What to look out for as Ray Dalio warns of perilous debts
The final stage of the debt cycle popping of the bubble characterised by a combination of a tightening of money and the debt growth being unsustainable.
“Net selling of debt assets, especially net selling of government debt assets, is a big red flag,” he wrote.
However, selling off the government debt triggers a market-driven tightening of money and credit, which leads to a lacklustre economy and downward pressure on the currency.
“Tightening leads to rising yields, creating a death spiral,” he wrote.
He notes that the central bank eventually simultaneously eases credit and allows the currency to devalue.
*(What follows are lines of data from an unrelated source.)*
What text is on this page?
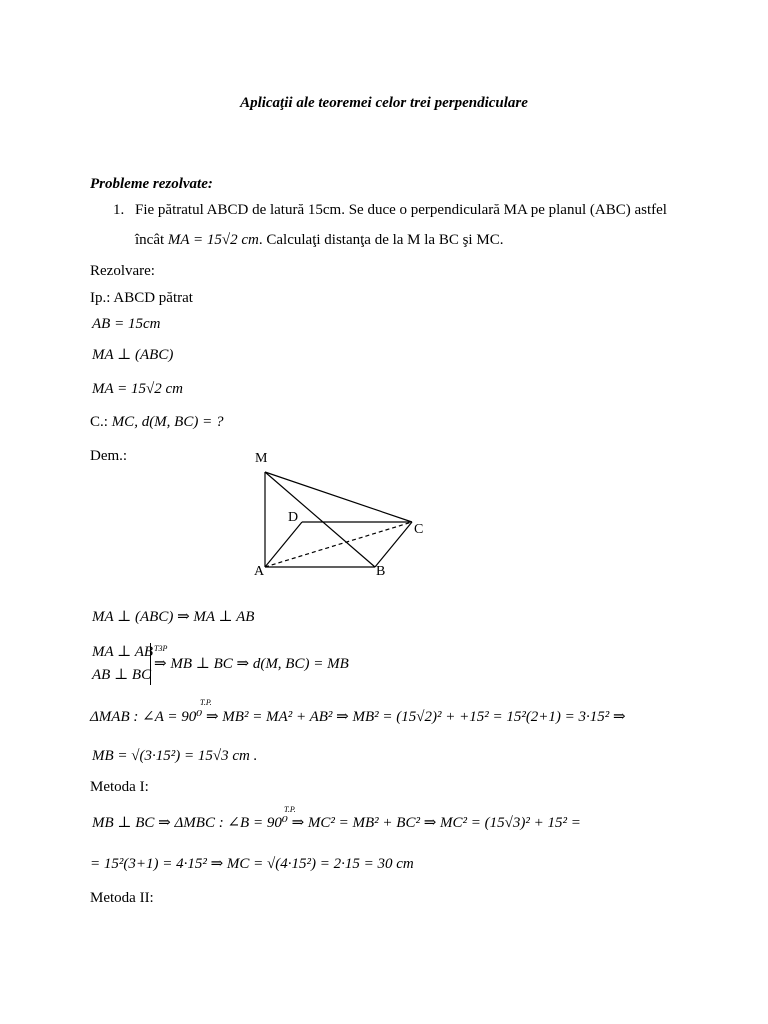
Aplicaţii ale teoremei celor trei perpendiculare
Probleme rezolvate:
1. Fie pătratul ABCD de latură 15cm. Se duce o perpendiculară MA pe planul (ABC) astfel
încât MA = 15√2 cm. Calculaţi distanţa de la M la BC şi MC.
Rezolvare:
Ip.: ABCD pătrat
AB = 15cm
MA ⊥ (ABC)
MA = 15√2 cm
C.: MC, d(M, BC) = ?
Dem.:	M
D
C
A	B
MA ⊥ (ABC) ⇒ MA ⊥ AB
MA ⊥ AB
AB ⊥ BC
T3P
⇒ MB ⊥ BC ⇒ d(M, BC) = MB
T.P.
ΔMAB : ∠A = 90⁰ ⇒ MB² = MA² + AB² ⇒ MB² = (15√2)² + +15² = 15²(2+1) = 3·15² ⇒
MB = √(3·15²) = 15√3 cm .
Metoda I:
T.P.
MB ⊥ BC ⇒ ΔMBC : ∠B = 90⁰ ⇒ MC² = MB² + BC² ⇒ MC² = (15√3)² + 15² =
= 15²(3+1) = 4·15² ⇒ MC = √(4·15²) = 2·15 = 30 cm
Metoda II:
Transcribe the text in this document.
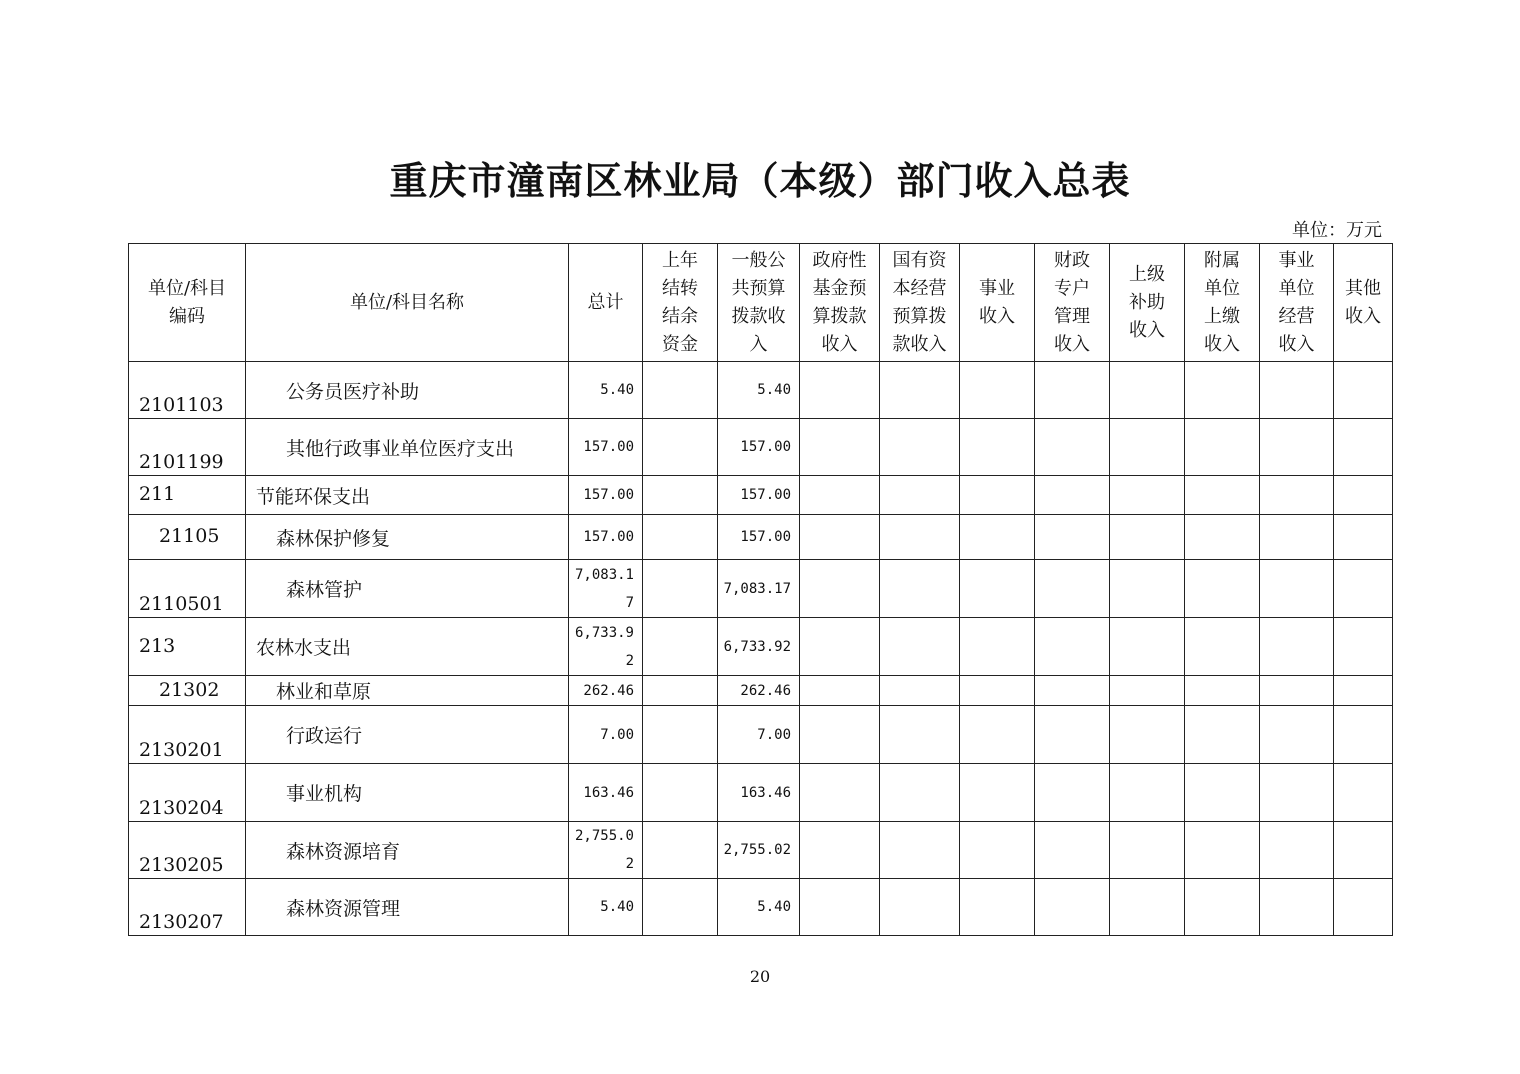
重庆市潼南区林业局（本级）部门收入总表
单位：万元
单位/科目编码	单位/科目名称	总计	上年结转结余资金	一般公共预算拨款收入	政府性基金预算拨款收入	国有资本经营预算拨款收入	事业收入	财政专户管理收入	上级补助收入	附属单位上缴收入	事业单位经营收入	其他收入
2101103	公务员医疗补助	5.40		5.40								
2101199	其他行政事业单位医疗支出	157.00		157.00								
211	节能环保支出	157.00		157.00								
21105	森林保护修复	157.00		157.00								
2110501	森林管护	7,083.17		7,083.17								
213	农林水支出	6,733.92		6,733.92								
21302	林业和草原	262.46		262.46								
2130201	行政运行	7.00		7.00								
2130204	事业机构	163.46		163.46								
2130205	森林资源培育	2,755.02		2,755.02								
2130207	森林资源管理	5.40		5.40								
20
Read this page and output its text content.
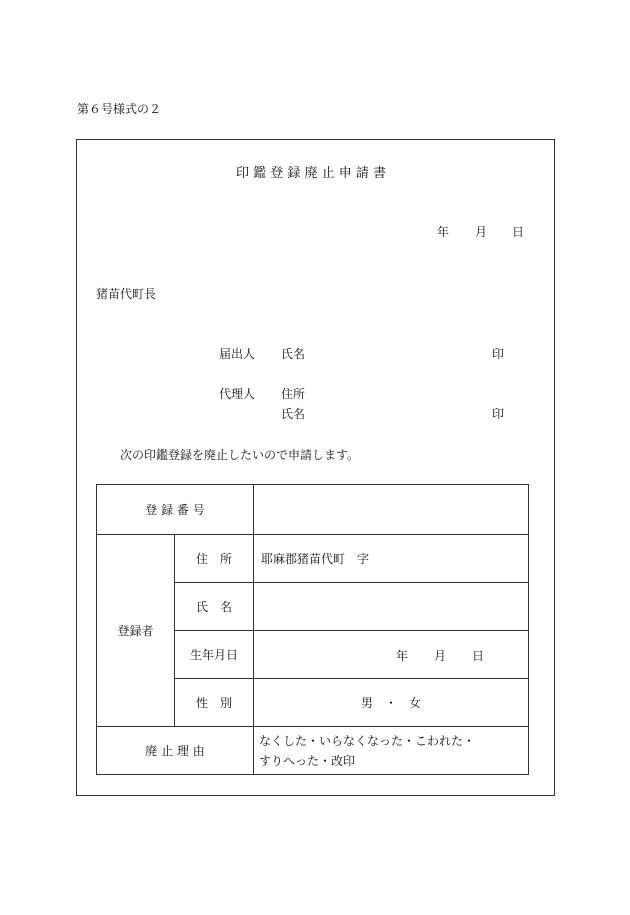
第６号様式の２
印 鑑 登 録 廃 止 申 請 書
年 月 日
猪苗代町長
届出人 氏名	印
代理人 住所
氏名	印
次の印鑑登録を廃止したいので申請します。
登 録 番 号		
登録者	住　所	耶麻郡猪苗代町　字
	氏　名	
	生年月日	年 月 日

	性　別	男　・　女
廃 止 理 由		なくした・いらなくなった・こわれた・
すりへった・改印
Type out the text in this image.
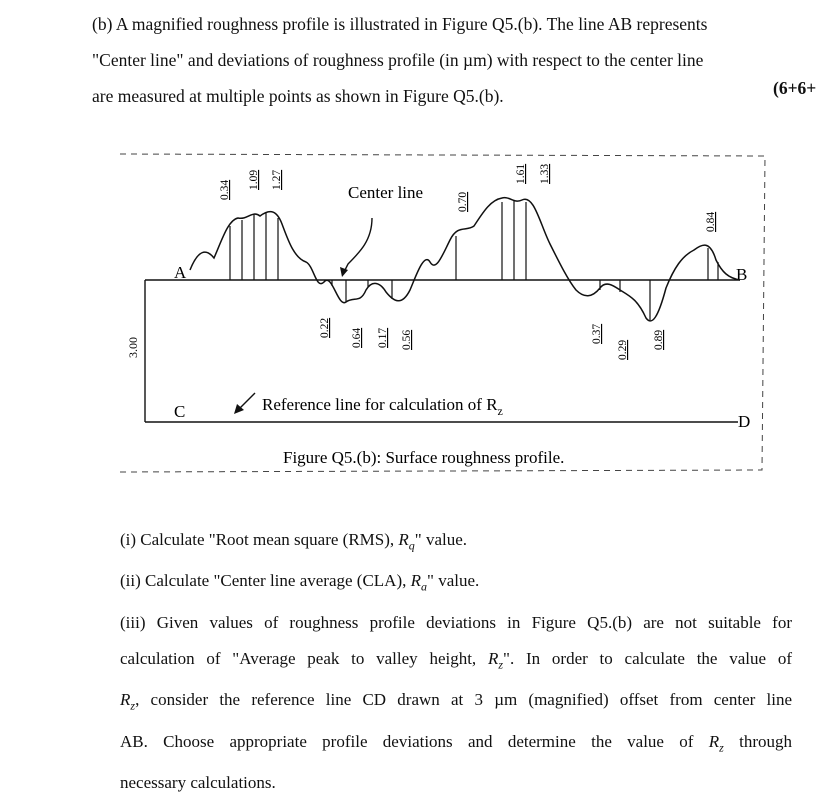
(b) A magnified roughness profile is illustrated in Figure Q5.(b). The line AB represents
"Center line" and deviations of roughness profile (in µm) with respect to the center line
are measured at multiple points as shown in Figure Q5.(b).	(6+6+
3.00
A	B
C
D
0.34 1.09 1.27
0.70
1.61 1.33
0.84
0.22 0.64 0.17 0.56	0.37
0.29 0.89
Center line
Reference line for calculation of $R_z$
Figure Q5.(b): Surface roughness profile.
(i) Calculate "Root mean square (RMS), $R_q$" value.
(ii) Calculate "Center line average (CLA), $R_a$" value.
(iii) Given values of roughness profile deviations in Figure Q5.(b) are not suitable for
calculation of "Average peak to valley height, $R_z$". In order to calculate the value of
$R_z$, consider the reference line CD drawn at 3 µm (magnified) offset from center line
AB. Choose appropriate profile deviations and determine the value of $R_z$ through
necessary calculations.
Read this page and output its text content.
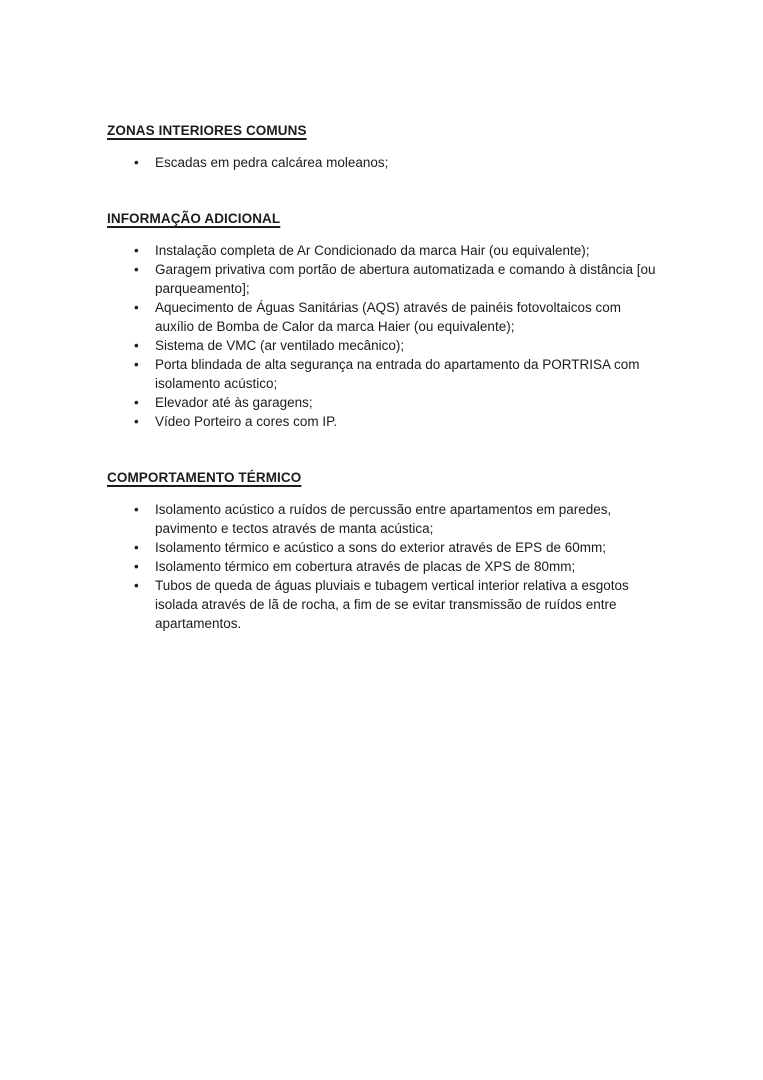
ZONAS INTERIORES COMUNS
• Escadas em pedra calcárea moleanos;
INFORMAÇÃO ADICIONAL
• Instalação completa de Ar Condicionado da marca Hair (ou equivalente);
• Garagem privativa com portão de abertura automatizada e comando à distância [ou parqueamento];
• Aquecimento de Águas Sanitárias (AQS) através de painéis fotovoltaicos com auxílio de Bomba de Calor da marca Haier (ou equivalente);
• Sistema de VMC (ar ventilado mecânico);
• Porta blindada de alta segurança na entrada do apartamento da PORTRISA com isolamento acústico;
• Elevador até às garagens;
• Vídeo Porteiro a cores com IP.
COMPORTAMENTO TÉRMICO
• Isolamento acústico a ruídos de percussão entre apartamentos em paredes, pavimento e tectos através de manta acústica;
• Isolamento térmico e acústico a sons do exterior através de EPS de 60mm;
• Isolamento térmico em cobertura através de placas de XPS de 80mm;
• Tubos de queda de águas pluviais e tubagem vertical interior relativa a esgotos isolada através de lã de rocha, a fim de se evitar transmissão de ruídos entre apartamentos.
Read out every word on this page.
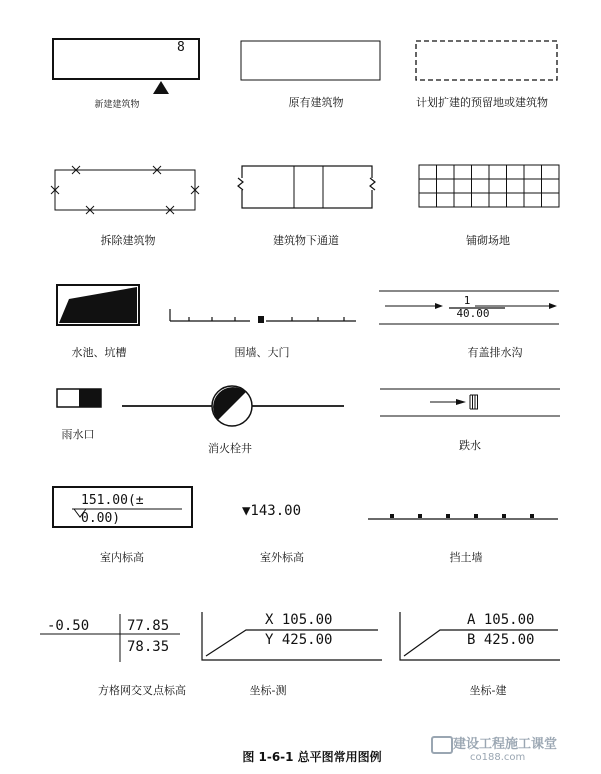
8
新建建筑物	原有建筑物	计划扩建的预留地或建筑物
拆除建筑物	建筑物下通道	铺砌场地
水池、坑槽	围墙、大门
1
40.00
有盖排水沟
雨水口
消火栓井	跌水
151.00(±
0.00)
室内标高
▼143.00
室外标高	挡土墙
-0.50	77.85
78.35
方格网交叉点标高
X 105.00
Y 425.00
坐标-测
A 105.00
B 425.00
坐标-建
图 1-6-1 总平图常用图例
建设工程施工课堂
co188.com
“The Big Debt Crisis recedes when a new equilibrium is achieved and a new cycle begins,” he wrote
Ray Dalio believes the federal government and the central bank will take credibility-restoring actions.
He thinks central banks will make money hard again by offering high real yields, raising reserves, and/or linking the currency to something hard, like gold or a strong currency.
Ray Dalio warns of perilous debts and the end of the Big Debt Cycle for leading world powers, often to the end of their prominence
“Debt crises provide great risks and opportunities if investors understand how they work and have good principles for navigating them well,” he wrote.